An infamous international financier, with a contacts book that includes presidents and dictators, a dark dossier on everyone he’ll ever need to bribe or blackmail, and a cold, ruthless heart, spends a long night in downtown New York trying to save his business. And he’ll go to any lengths to do it, including pimping his own son.
Terence Rattigan wrote Man and Boy in the Sixties and set it in the Thirties, his evil protagonist partly based on a crooked Swedish businessman finally undone by the Great Depression. But it screams of the here and now, of Robert Maxwell, Bernie Madoff and, particularly, of Jeffrey Epstein, its chilling resonance crashing off the stage in waves.
It’s a late and rarely produced work, generally perceived as a sub-par Rattigan that has been occasionally saved by stars making hay with the diabolical Romanian entrepreneur Gregor Antonescu, whether David Suchet in London in 2005, or Frank Langella on Broadway in 2011. At the Dorfman, the ever-fabulous Ben Daniels merits equal praise, though I’d venture that the play itself feels a little better than its bad rep would suggest – unlikely and ultimately undercooked, yes, but nonetheless hugely entertaining and provocative. That may be down to director Anthony Lau’s decision to mine its black comedy for all its worth.

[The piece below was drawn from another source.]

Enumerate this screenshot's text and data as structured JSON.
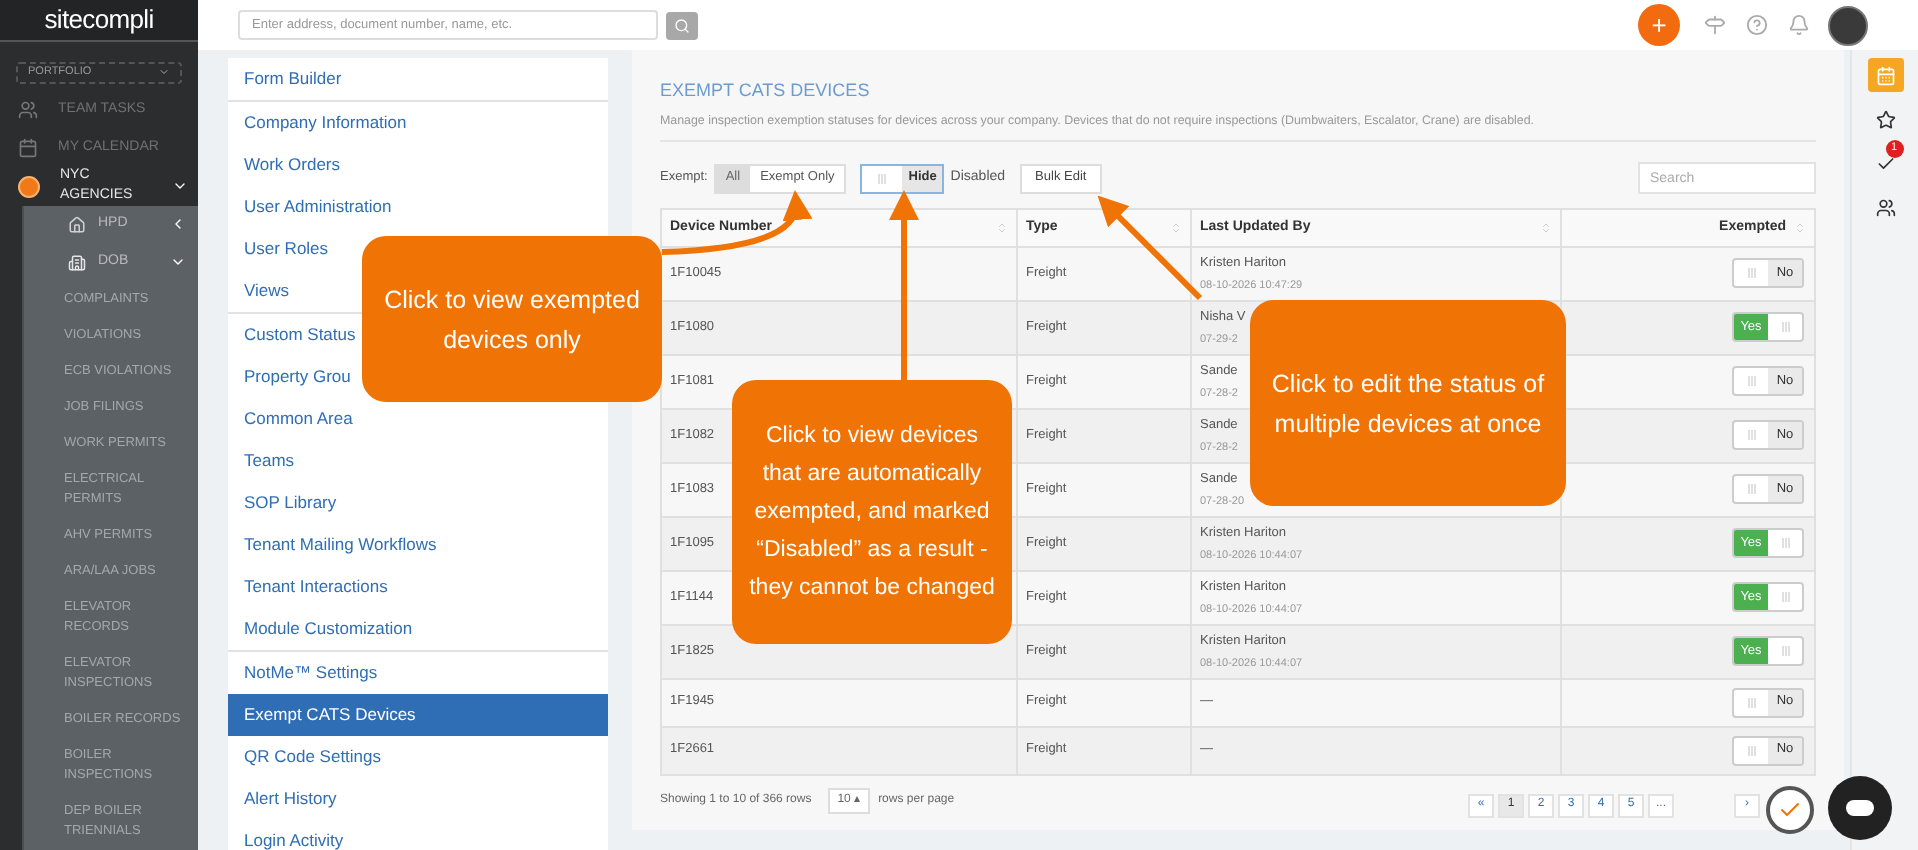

The action takes place in a Greenwich Village apartment, in 1934. Antonescu, who has made his name in radio, oil and dodgy dealings, dubbed "the mystery man of Europe", is facing his biggest crisis: a planned merger with American Electric that would have saved his business has suddenly been taken off the table, due to questions over his accounts. Pursued by journalists, Antonescu has taken sanctuary in his estranged son’s apartment, where he has planned a secret meeting with American Electric boss, Mark Herries (Malcolm Sinclair, pictured above right, with Daniels), to change his mind.
The designers smartly set the tone – Thirties New York, jazzy, seedy, nocturnal – in ways that are abstracted but remarkably effective. Georgia Lowe’s set has an unusual, green baize-like flooring and scant props – a piano, a clothes rack, a radio, a few tables; high up on one wall is a giant, Thirties Hollywood-style credit card (with the names of the play’s cast and characters); Elliot Grigg’s massive lighting rig looms over the stage, sometimes passive, at others veering dramatically in exaggerating angles. The nature of the apartment, referred to frequently as “a dump”, is left to our imagination. In its place is the sense that we’re watching a game being played, under lights, heightened by the actors constantly moving the tables around, often climbing atop them, as they manoeuvre themselves and each other.
Rattigan first establishes the relationship between the son, who now calls himself Basil Anthony (Laurie Kynaston) and his girlfriend of six months, Carol Penn (Phoebe Campbell). He’s a piano player in a local club, she an aspiring actress, both broke, clearly fond of each other, but he is closed, private, withholding his real identity, teetering on alcoholism.
The likeable Carol is excitedly listening to the news about Antonescu on the radio, much to Basil’s annoyance, when the man himself makes an unexpected arrival; it’s been five years, and the last time they met the son made a hapless attempt to shoot his unloving dad. But here Gregor is, as though none of that happened, in a resplendent maroon suit, flipping between Romanian, French and English on a dime but heavy accent intact, which he appears to use as a weapon. He is at once charming, flamboyant, shifty and dangerous, grandiose yet ridiculous, and quite mesmerising.
Daniels has a field day with the man, boldly going for the larger than life, using his innate, catlike physicality to both preen and intimidate. I weirdly couldn’t stop thinking of Bela Lugosi, and in a way Antonescu is a vampire, gleefully feeding of his victims.
“Liquidity and confidence” is his mantra, his way of surviving the Depression. But corruption plays a large part, too. With the dossier provided by his sidekick, Sven (Nick Fletcher), which reveals Herries' homosexuality, Gregor prepares a cunning plan, involving the ignorant Basil as bait. When Herries (Malcolm Sinclair) arrives with his bullish but out-of-his-depth accountant (Leo Wan), the Romanian gets to work.
If the first half sees Antonescu at his diabolical best, while setting up a bleak confrontation between father and son, the second fails to deliver on that tension, settling for a rather conventional comeuppance with few surprises and little satisfaction in how the central relationship plays itself out. There could have been real tragedy here.
Nonetheless, Daniels continues to hold the attention, adeptly shifting his physicality from strength to frailty. And he’s ably supported by the whole cast, with Fletcher coming into his own as the kind of loyal facilitator who, nonetheless, has his own exit plan expertly in place, and with the welcome second half addition of Isabella Laughland (pictured above) as Gregor’s wife Countess Antonescu – the title bought, of course. In her garish fur coat, lusty and self-interested, she is as brutally funny as her husband – as ever, it’s the villains who get all the best lines.